Experiences of healthcare for people living with multiple sclerosis and their healthcare professionals

BACKGROUND: Multiple sclerosis (MS) is a chronic inflammatory and neurodegenerative condition of the central nervous system that commonly strikes in young adulthood and has no cure. Many people living with MS (PwMS) will have significant contact with a range of healthcare professionals (HCPs). To achieve optimal health outcomes in MS, it is important to understand factors that contribute to positive or negative healthcare experiences. Previous studies have shown that PwMS want clear communication and in‐depth relationships with their HCPs. However, many studies have lacked qualitative feedback from HCPs.
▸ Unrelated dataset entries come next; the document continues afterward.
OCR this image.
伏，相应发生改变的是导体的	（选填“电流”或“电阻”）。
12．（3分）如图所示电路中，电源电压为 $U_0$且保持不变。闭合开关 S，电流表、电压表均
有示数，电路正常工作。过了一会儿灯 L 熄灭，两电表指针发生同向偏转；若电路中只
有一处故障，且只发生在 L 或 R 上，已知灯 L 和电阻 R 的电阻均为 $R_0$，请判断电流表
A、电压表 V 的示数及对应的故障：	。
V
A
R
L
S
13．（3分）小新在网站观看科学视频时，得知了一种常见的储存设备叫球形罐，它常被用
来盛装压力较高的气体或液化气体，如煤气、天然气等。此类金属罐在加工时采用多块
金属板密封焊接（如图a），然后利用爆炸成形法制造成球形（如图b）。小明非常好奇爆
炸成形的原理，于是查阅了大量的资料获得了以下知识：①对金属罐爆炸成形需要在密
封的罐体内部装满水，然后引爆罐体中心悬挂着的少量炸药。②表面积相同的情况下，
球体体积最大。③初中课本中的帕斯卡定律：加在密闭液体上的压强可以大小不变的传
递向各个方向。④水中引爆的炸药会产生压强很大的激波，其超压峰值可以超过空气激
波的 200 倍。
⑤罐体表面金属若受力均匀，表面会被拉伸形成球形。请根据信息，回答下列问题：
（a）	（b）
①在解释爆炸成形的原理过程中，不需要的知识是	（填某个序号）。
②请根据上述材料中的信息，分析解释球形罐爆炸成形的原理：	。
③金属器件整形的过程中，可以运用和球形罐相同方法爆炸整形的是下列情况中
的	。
OBJECTIVE: This study aimed to investigate healthcare experiences of PwMS and HCPs and identify areas that are working well and areas that could be improved. METHODS: Semistructured interviews with 15 PwMS and 11 HCPs (seven neurologists, four MS nurses) from across Australia were conducted. Interviews were transcribed verbatim and analysed thematically. RESULTS: Both PwMS and HCPs valued clear communication, recognized uncertainties associated with MS and highlighted the importance of rapport. PwMS focused on decision‐making, understanding roles and expectations, self‐directed management and their needs for support. HCPs discussed issues related to medical management, providing hope and reassurance, barriers to healthcare and multidisciplinary care. CONCLUSION: Greater transparency and communication, particularly around the approach to care and the roles played by HCPs, is likely to enhance healthcare experiences and contribute to better health outcomes for PwMS. PUBLIC CONTRIBUTION: PwMS and HCPs volunteered to be interviewed, and PwMS assisted with the development of interview content and structure.